Have fun. Enjoy the climb, whether it’s getting higher up than you’ve been before, playing games on the walls with friends, or reaching the last hold in a problem. Take satisfaction in the progress and achievements you attain!
When you’ve got the climbing bug and become tired of paying for rental shoes, it’s time to go purchase your very own boots! Exciting. I’m sure you’ve done your research and know what you want, but it can be overwhelming. Downturn or flat, lace or hook and loop, Evolv or Boreal? Overall, your first pair of shoes will take a beating as you learn, so cheap and cheerful with a good fit is the best place to start. Here are a few points to consider to try to make the shoe shopping stress free…
– Try them on. The Internet may have the better variety and prices, but I can’t stress how important it is to go out to the shops and try a bunch of different shoes on. Your foot shape can make or break a pair of climbing boots. Personally I have small, wide feet so I find it harder to fit into brands with slimmer designs, or even female specific shoes.
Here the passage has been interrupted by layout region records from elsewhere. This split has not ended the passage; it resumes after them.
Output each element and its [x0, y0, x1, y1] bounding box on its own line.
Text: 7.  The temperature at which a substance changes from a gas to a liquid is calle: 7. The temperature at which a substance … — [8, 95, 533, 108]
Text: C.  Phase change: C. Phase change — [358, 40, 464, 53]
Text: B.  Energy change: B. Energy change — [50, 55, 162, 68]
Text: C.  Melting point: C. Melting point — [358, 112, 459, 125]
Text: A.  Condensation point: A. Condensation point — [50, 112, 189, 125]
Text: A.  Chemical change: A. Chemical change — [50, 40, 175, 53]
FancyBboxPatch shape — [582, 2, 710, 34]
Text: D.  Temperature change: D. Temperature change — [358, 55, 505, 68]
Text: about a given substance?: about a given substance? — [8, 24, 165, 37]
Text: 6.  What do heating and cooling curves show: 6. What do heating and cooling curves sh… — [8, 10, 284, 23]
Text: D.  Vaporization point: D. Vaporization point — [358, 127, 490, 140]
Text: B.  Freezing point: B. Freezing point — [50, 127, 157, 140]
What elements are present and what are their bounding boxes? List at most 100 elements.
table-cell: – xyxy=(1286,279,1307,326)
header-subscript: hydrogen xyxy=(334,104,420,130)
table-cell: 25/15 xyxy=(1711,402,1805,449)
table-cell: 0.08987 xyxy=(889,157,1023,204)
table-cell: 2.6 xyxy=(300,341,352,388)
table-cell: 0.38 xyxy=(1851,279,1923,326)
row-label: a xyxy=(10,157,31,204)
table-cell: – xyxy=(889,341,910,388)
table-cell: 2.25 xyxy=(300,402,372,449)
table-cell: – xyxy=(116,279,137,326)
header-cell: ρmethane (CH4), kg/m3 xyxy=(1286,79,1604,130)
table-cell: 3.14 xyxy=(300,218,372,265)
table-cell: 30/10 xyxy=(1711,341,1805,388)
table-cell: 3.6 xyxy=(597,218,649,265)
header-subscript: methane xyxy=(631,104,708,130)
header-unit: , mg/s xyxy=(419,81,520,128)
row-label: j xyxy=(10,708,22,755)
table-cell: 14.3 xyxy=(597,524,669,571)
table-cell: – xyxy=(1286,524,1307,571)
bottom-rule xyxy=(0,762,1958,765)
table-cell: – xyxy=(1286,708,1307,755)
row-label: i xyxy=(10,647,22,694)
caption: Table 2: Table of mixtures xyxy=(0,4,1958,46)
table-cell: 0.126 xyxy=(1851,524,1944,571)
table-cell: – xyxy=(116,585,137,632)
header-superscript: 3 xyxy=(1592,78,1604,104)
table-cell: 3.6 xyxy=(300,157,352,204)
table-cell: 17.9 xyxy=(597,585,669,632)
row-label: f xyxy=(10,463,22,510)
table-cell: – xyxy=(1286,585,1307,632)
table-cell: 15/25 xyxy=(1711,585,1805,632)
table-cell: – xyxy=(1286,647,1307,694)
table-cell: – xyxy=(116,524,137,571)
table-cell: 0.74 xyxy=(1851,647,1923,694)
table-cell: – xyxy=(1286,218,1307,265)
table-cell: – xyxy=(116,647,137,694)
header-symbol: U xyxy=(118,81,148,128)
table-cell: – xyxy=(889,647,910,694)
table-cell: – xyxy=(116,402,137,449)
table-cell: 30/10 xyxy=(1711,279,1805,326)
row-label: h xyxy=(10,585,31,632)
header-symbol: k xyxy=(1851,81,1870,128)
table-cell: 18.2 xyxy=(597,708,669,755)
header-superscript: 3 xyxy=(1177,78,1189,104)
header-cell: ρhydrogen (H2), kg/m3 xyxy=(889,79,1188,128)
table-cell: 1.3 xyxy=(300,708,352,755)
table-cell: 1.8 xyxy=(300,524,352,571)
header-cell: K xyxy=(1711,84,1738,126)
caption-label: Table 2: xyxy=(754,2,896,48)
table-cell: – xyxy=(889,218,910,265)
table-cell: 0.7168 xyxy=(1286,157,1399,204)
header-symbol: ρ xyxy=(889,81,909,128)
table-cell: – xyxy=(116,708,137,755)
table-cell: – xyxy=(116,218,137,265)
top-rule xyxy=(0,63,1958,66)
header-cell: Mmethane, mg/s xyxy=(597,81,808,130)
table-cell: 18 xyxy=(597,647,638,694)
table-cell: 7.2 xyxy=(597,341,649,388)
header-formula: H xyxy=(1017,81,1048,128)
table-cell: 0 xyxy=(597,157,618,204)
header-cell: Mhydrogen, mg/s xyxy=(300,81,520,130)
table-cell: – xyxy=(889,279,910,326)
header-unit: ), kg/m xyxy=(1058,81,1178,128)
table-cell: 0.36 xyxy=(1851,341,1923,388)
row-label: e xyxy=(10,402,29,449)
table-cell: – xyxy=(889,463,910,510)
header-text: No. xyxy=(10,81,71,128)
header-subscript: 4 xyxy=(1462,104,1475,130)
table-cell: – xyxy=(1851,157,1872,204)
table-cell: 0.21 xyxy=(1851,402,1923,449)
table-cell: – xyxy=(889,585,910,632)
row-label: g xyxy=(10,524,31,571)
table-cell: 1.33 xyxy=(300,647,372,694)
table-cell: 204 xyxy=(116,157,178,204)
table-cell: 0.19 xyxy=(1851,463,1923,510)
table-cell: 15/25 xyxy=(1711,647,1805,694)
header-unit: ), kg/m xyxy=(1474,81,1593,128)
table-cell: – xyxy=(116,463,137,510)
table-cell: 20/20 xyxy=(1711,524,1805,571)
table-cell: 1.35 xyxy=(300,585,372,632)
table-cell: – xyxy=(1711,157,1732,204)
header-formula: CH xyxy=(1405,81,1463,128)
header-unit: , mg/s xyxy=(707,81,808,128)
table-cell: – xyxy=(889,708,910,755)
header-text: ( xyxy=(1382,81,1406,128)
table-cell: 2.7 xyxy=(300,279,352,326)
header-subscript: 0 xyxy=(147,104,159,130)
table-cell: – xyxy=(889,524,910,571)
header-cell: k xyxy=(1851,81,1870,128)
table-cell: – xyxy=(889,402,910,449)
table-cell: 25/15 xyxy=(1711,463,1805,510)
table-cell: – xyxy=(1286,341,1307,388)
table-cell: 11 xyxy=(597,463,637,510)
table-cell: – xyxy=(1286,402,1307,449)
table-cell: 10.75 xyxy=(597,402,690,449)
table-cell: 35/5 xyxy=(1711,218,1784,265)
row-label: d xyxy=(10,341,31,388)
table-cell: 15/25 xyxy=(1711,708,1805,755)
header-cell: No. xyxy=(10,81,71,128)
– This leads nicely into sizing. Bouldering particularly seems to be a contest of who can downsize the most (depending on the brand). Downsizing isn’t always necessary, but sometimes a shoe can hurt more if it’s too big. There’s not really a set rule for sizing in each brand, as every shoe is as different as every foot. Bare in mind that climbing shoes will be uncomfortable, because they make your foot into a little claw, but they should not be painful. For bouldering you want a tight, glove like fit so you can get feedback off the holds.
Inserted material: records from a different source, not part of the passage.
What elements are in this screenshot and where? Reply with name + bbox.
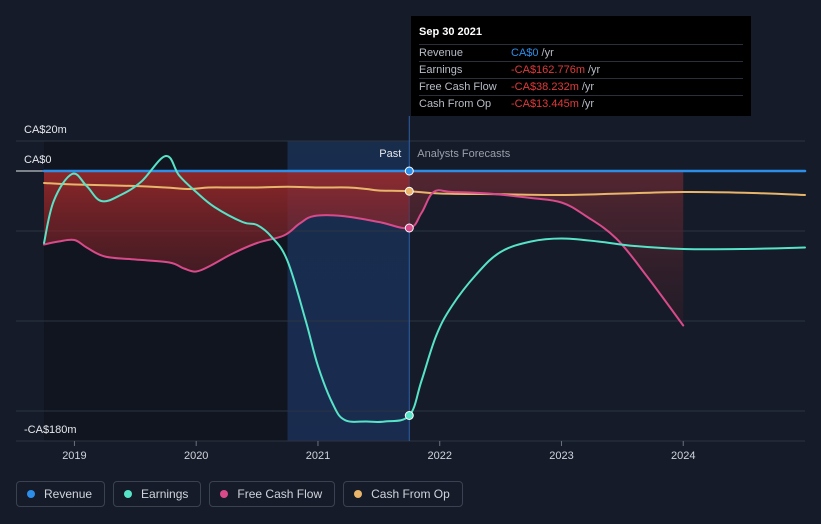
legend-item-label: Cash From Op xyxy=(371,487,450,501)
y-axis-label: CA$20m xyxy=(24,124,67,136)
tooltip-row-value: -CA$13.445m xyxy=(511,98,579,110)
tooltip-row-unit: /yr xyxy=(581,98,595,110)
tooltip-row-value: CA$0 xyxy=(511,47,539,59)
legend-dot-icon xyxy=(220,490,229,498)
forecast-label: Analysts Forecasts xyxy=(417,148,510,160)
tooltip-row-value: -CA$162.776m xyxy=(511,64,585,76)
legend-item-label: Earnings xyxy=(141,487,189,501)
legend-item-earnings[interactable]: Earnings xyxy=(113,481,202,507)
tooltip-row-label: Free Cash Flow xyxy=(419,81,497,93)
x-tick-label: 2023 xyxy=(549,450,573,462)
legend-item-revenue[interactable]: Revenue xyxy=(16,481,106,507)
x-tick-label: 2021 xyxy=(306,450,330,462)
earnings-marker xyxy=(404,411,414,420)
series-markers xyxy=(404,166,414,420)
series-lines xyxy=(42,155,807,424)
x-tick-label: 2024 xyxy=(671,450,695,462)
tooltip-row-unit: /yr xyxy=(541,47,554,59)
tooltip-row: Earnings -CA$162.776m/yr xyxy=(419,61,743,78)
tooltip-row: Revenue CA$0/yr xyxy=(419,44,743,61)
tooltip-row-label: Cash From Op xyxy=(419,98,492,110)
past-label: Past xyxy=(379,148,401,160)
tooltip-row: Free Cash Flow -CA$38.232m/yr xyxy=(419,78,743,95)
legend: Revenue Earnings Free Cash Flow Cash From O… xyxy=(16,481,463,507)
fcf-area-forecast xyxy=(409,171,684,326)
tooltip-row: Cash From Op -CA$13.445m/yr xyxy=(419,95,743,112)
legend-item-label: Revenue xyxy=(44,487,93,501)
tooltip-row-label: Earnings xyxy=(419,64,463,76)
legend-item-free-cash-flow[interactable]: Free Cash Flow xyxy=(209,481,336,507)
revenue-marker xyxy=(404,166,414,176)
free-cash-flow-line xyxy=(43,189,685,327)
free-cash-flow-area xyxy=(44,171,684,326)
tooltip-row-label: Revenue xyxy=(419,47,464,59)
cash-from-op-line xyxy=(43,182,806,197)
tooltip-row-unit: /yr xyxy=(588,64,601,76)
x-tick-label: 2019 xyxy=(62,450,86,462)
tooltip-row-value: -CA$38.232m xyxy=(511,81,579,93)
y-axis-label: -CA$180m xyxy=(24,424,77,436)
cash-from-op-marker xyxy=(404,186,414,196)
legend-dot-icon xyxy=(124,490,133,498)
legend-item-cash-from-op[interactable]: Cash From Op xyxy=(343,481,463,507)
legend-dot-icon xyxy=(27,490,35,498)
tooltip-row-unit: /yr xyxy=(581,81,595,93)
x-tick-label: 2022 xyxy=(427,450,451,462)
axis-labels: CA$20m CA$0 -CA$180m 2019 2020 2021 2022 2023 20… xyxy=(24,124,695,462)
fcf-area-past xyxy=(44,171,410,272)
earnings-line xyxy=(43,155,806,424)
tooltip-date: Sep 30 2021 xyxy=(419,26,482,38)
tooltip: Sep 30 2021 Revenue CA$0/yr Earnings -CA$16… xyxy=(411,16,751,116)
legend-item-label: Free Cash Flow xyxy=(237,487,323,501)
legend-dot-icon xyxy=(354,490,363,498)
free-cash-flow-marker xyxy=(404,223,414,233)
x-tick-label: 2020 xyxy=(184,450,208,462)
y-axis-label: CA$0 xyxy=(24,154,52,166)
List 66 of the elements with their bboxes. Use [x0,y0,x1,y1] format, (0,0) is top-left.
– Another way to check if the shoe is a good fit, is to physically measure it against your foot. A rough guide for the length of the shoe can be tested, by holding the sole of the shoe against the bottom of your opposite foot. Make sure the shoe heel is level with your own. From this position you can see where the toe of the shoe lines up with your big toe. A good guide is to have the tip of the shoe toe, come halfway up your big toe. This will give you a tight performance fit, perfect for bouldering.
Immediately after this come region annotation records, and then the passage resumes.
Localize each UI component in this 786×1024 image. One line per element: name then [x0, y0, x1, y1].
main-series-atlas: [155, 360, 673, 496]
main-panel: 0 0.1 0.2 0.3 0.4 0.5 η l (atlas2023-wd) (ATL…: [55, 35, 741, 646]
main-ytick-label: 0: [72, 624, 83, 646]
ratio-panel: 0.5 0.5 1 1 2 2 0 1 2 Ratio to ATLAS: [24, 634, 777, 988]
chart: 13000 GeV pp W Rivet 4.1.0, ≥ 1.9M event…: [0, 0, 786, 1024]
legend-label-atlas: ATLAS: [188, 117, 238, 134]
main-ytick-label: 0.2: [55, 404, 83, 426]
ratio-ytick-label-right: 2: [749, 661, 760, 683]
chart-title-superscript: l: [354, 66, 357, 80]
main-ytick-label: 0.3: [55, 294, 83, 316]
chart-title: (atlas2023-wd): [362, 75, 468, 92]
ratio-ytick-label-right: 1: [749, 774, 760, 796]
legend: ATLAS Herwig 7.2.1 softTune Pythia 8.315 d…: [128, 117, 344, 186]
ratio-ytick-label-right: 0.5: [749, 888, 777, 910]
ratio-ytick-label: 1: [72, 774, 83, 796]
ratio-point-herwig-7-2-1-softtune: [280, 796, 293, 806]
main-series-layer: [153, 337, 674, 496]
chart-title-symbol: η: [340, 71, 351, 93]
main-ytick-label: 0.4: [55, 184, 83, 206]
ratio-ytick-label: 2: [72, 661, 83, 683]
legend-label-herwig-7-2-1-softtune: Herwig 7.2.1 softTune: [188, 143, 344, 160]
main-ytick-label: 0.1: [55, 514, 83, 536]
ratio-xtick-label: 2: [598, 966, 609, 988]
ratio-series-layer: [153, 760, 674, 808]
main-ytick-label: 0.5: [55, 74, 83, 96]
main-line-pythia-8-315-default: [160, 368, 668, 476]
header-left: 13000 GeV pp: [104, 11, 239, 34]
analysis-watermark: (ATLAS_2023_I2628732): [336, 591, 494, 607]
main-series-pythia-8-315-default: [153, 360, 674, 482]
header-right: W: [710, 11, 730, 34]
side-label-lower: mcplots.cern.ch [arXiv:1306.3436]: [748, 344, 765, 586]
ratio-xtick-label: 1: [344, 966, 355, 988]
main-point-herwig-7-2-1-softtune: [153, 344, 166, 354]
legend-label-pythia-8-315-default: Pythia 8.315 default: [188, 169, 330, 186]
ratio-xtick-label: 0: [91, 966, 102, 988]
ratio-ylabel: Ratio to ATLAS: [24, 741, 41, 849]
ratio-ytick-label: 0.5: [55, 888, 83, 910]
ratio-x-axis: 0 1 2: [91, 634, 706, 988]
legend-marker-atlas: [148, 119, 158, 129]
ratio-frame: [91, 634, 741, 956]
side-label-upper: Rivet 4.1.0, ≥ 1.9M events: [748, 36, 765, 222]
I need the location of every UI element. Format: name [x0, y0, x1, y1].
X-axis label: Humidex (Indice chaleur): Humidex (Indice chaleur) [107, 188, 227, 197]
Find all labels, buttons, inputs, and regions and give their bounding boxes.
– Also check what material the shoes are made from. If the shoes you are buying are leather, they will stretch by 0.5 to 1 full size once worn in, where as synthetic shoes will hardly stretch (if at all). Remember that the first few climbs will break in your new boots, so they will get more comfortable!
– For a beginners first pair of shoes an all-rounder with a flatter shape is probably the best, so long as they have a tight fit. As for fastening systems, lace ups are good for adjusting the fit of the shoe, where as velcro/hook and loop are easier to take on and off. I’d suggest getting whatever you’re more comfortable with as they both have pros and cons, plus most shoes come in both options.
So, that ended up a longer list than I anticipated, but I just wanted to try and touch on everything! Hopefully this has helped, but if not and you were just looking for a list of shoes, here are a few starter recommendations:
Boreal Joker, Evolv Defy or Elektra, Red Chilli Lady Spirit or Durango, and of course the excellent Five Ten Anasazi, if the heel fits and you have some extra cash.
– A Girl Who Climbs
* Cotswolds will price match a website in store, if you can show that your size is in stock online.
* Banana fingers have amazing customer service, and will post you out more than one pair of shoes to try for sizing, and sending the shoes back is easy enough.
* Epic TV shop is extremely well priced, and have free shipping to the EU.
* Check out EBay, you can get brand new boots for a fraction of the price once you know your size.